I could not get over how emotionally affected I was by learning what the next few months held for me.
The following night at the Holy Spirit Northside Hospital in Brisbane, I underwent the anticipated surgery.
As I woke in post-op, I was suffering from incredible pain. The attending nurses gave me as much morphine as they could, but it did not take the edge off the pain. I was attended by the anaesthetist, who told me he could give me a nerve block. I think he mentioned there were risks, but I can’t remember what they were. I think I scribbled my signature on some document, but I don’t know what I signed.
I have felt frustration over the years when clients could not advise me what warnings were given and what they’d signed before a surgical procedure – I have new insight into the circumstances in which consent may be given for medical procedures.
Being confined to a hospital bed and being unable to weight-bear meant I was totally dependent upon the care of others. No matter how professional and well-meaning they were – I struggled with the loss of dignity and the helplessness of my needing to have nursing staff assist me with showering and toileting.
On day two, a physiotherapist came to my bedside to teach me how to use a walking frame. I was advised I would be unable to weight-bear on my right leg for six weeks. I needed to learn how to mobilise on one leg from the car up the 10 front steps of my home, as well as from my bed to the bathroom and toilet. On my first attempt, I was able to manage three steps before I was physically unable to go any further. I was overwhelmed with a feeling of hopelessness and helplessness and, to my own surprise and embarrassment, I found myself sobbing on the physiotherapist’s shoulder.
By day four I had learnt how to navigate up steps on one leg using a crutch and was more proficient using a walking frame, so I was released home.
Despite this, once home, I was totally reliant on my wife, Maria, and my adult children for my entire daily needs. I needed assistance with showering and initially with going to and from the toilet. All my meals had to be brought to me. I was largely bedbound.
Some 11 weeks post-injury I was walking unaided and able to return to work.
I’m now able to walk, although with a limp. I still face some months of rehab and probably a year before I make a full recovery.
The sobering experience of being on the wrong side of a serious injury has given me some insight into some of the problems that have been faced by my clients over the years.
I can now better appreciate the incredible emotional toll that serious injury can have on clients, with the disruption of their personal life and business plans, and the associated effects of being totally dependent upon others for daily needs.

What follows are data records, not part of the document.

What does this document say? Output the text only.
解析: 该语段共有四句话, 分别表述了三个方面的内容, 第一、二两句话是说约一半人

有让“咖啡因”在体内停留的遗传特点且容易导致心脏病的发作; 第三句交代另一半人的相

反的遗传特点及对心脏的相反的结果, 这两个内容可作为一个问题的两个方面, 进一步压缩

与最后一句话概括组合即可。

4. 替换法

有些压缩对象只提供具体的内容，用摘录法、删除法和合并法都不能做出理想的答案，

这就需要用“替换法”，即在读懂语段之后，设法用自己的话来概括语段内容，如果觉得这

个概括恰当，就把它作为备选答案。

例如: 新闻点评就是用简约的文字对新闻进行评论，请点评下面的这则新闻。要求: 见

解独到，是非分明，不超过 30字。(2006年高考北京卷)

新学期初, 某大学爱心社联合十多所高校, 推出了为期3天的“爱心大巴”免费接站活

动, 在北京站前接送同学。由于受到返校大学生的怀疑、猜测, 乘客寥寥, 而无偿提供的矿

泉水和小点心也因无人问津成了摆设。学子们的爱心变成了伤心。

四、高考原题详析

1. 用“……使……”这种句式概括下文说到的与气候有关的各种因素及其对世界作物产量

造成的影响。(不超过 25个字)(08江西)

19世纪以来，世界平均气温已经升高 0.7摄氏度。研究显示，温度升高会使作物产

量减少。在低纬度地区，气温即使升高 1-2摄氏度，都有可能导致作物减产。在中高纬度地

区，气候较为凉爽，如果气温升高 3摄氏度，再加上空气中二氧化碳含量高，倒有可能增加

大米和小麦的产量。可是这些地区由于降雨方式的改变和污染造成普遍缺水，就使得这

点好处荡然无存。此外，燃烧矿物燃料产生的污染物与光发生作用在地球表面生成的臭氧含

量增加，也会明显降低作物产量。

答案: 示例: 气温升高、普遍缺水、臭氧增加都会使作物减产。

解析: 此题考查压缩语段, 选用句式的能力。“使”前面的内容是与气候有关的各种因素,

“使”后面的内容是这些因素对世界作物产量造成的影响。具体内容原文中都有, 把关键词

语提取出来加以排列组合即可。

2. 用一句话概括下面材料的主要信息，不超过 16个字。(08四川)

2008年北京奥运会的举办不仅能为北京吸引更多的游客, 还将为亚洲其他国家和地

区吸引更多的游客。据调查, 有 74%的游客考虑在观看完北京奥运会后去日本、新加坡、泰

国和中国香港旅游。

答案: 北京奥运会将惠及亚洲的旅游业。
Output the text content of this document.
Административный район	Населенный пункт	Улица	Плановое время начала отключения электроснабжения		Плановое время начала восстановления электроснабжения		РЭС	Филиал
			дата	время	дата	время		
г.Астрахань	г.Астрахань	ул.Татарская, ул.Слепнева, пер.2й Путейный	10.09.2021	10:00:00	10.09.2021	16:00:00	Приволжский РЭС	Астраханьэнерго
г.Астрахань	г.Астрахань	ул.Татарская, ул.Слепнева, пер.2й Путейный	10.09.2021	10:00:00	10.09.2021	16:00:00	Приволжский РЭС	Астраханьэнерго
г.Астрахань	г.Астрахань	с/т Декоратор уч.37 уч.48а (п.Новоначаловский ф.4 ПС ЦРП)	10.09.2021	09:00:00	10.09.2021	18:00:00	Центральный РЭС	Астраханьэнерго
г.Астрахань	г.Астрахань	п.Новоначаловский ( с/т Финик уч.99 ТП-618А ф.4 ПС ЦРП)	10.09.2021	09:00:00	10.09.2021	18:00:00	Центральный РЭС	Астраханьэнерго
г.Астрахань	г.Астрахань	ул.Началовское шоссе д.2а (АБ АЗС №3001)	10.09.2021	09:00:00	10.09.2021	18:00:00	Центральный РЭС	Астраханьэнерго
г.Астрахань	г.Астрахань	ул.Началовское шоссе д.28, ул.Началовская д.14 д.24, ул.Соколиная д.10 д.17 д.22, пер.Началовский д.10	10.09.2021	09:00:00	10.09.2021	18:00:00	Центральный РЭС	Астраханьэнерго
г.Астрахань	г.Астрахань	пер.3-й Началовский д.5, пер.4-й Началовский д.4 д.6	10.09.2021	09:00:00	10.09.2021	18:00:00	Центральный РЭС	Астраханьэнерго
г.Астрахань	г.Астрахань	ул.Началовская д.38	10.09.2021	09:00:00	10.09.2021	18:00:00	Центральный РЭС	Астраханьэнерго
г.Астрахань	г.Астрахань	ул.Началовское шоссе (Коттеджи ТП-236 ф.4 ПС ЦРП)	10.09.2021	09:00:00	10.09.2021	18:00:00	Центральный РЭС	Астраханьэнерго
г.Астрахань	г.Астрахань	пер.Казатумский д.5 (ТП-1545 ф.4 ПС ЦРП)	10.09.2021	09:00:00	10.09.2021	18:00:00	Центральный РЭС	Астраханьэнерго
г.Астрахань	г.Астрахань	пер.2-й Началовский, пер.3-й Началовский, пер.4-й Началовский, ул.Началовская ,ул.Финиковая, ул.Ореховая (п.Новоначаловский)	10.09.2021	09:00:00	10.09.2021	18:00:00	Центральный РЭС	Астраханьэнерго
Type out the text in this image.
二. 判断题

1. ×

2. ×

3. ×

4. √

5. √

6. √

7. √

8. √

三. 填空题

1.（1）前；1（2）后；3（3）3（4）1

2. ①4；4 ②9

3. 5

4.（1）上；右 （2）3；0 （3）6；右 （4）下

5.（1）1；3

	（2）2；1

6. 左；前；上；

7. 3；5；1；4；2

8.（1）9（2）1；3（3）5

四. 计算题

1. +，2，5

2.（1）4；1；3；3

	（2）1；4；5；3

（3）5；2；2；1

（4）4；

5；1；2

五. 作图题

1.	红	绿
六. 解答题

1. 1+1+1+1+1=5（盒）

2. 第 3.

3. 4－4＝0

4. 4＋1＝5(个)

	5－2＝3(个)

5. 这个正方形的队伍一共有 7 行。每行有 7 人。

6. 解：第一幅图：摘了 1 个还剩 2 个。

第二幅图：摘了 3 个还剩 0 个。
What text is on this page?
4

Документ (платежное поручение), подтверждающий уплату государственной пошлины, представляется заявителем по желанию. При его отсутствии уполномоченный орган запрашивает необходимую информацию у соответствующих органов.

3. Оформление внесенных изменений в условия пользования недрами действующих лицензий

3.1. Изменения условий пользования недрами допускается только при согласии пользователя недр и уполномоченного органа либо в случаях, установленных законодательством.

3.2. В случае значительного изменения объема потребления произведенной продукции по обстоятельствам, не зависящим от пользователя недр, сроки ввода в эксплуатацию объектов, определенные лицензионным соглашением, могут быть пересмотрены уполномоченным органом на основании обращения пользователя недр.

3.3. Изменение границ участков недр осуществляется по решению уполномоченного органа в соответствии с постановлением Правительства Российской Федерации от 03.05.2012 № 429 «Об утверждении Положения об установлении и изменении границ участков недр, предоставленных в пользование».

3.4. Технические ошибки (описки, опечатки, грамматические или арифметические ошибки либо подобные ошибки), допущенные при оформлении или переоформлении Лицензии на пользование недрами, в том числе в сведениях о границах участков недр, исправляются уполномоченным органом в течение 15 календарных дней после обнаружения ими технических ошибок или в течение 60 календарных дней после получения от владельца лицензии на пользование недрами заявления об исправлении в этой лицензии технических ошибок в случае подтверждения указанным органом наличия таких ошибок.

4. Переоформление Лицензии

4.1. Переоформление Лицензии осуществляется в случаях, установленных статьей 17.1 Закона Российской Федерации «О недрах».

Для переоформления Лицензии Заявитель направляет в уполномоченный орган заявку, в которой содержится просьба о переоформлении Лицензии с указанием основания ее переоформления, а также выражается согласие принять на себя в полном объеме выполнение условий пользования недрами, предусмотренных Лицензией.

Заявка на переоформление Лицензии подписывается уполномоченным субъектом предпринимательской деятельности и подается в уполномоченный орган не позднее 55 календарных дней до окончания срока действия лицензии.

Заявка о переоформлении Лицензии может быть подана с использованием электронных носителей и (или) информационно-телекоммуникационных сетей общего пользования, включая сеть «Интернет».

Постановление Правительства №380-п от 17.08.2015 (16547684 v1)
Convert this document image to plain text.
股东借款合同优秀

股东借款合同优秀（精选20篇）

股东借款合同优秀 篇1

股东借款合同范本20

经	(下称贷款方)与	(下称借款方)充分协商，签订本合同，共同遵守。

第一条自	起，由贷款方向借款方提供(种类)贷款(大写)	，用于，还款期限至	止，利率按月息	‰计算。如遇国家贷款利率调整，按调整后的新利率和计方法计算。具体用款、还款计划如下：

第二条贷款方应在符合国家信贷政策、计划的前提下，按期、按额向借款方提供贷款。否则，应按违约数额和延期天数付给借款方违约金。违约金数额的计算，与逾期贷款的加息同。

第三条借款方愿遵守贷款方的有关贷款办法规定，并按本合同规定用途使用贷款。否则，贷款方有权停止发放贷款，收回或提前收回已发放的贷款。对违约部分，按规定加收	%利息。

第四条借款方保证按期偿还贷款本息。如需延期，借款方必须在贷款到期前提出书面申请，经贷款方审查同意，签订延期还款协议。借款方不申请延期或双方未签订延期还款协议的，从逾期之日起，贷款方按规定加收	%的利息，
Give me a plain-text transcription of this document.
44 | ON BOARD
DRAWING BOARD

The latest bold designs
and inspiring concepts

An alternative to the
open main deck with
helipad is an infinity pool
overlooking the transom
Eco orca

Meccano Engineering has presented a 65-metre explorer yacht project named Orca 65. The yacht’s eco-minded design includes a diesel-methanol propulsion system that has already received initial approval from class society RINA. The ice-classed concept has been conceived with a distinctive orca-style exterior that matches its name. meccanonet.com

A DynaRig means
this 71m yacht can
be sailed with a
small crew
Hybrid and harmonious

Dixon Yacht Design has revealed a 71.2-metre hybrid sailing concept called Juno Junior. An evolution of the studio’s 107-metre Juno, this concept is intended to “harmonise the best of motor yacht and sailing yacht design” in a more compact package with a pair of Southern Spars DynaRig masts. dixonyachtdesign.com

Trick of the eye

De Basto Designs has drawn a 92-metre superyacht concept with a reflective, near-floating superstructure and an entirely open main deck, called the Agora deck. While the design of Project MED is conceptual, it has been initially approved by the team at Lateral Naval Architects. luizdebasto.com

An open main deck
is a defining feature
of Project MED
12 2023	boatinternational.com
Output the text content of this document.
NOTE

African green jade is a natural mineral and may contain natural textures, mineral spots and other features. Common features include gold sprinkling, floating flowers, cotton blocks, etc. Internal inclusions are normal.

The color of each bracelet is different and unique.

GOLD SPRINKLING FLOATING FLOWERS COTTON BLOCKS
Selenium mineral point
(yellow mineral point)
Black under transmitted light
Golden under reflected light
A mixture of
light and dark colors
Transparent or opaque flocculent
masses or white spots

I now realise that I should not expect too much when my clients cannot describe with accuracy the mechanism of the occurrence of an injury, or what documents were signed, or what was said when surgery was being contemplated after their accident.
I was fortunate in that I had top-level private health insurance and family available to care for me in my infirmity. I don’t know how I would have managed if I was a single person living by myself. If I was a public patient, I would have been placed in a long waiting list for the fracture clinic which, at best, would have resulted in surgery some weeks down the track with a much worse medical result.
My injury has reinforced for me the importance of speedy provision of rehabilitation services and the need for home care of clients suffering serious injuries.
I hope my experience has made me a better personal injury lawyer.
I am extremely grateful for the fine surgery, advice and care provided to me by Dr Dale Rimmington, orthopaedic surgeon; Simon Rundell, physiotherapist; the orthopaedic nursing staff at the Holy Spirit Northside Hospital and, of course, my wife and children.
I am also grateful to Trent Johnson and my personal injury team at Bennett & Philp for ensuring my clients’ interests were not prejudiced by my absence.
Mark O’Connor is a director of Brisbane firm Bennett & Philp Lawyers.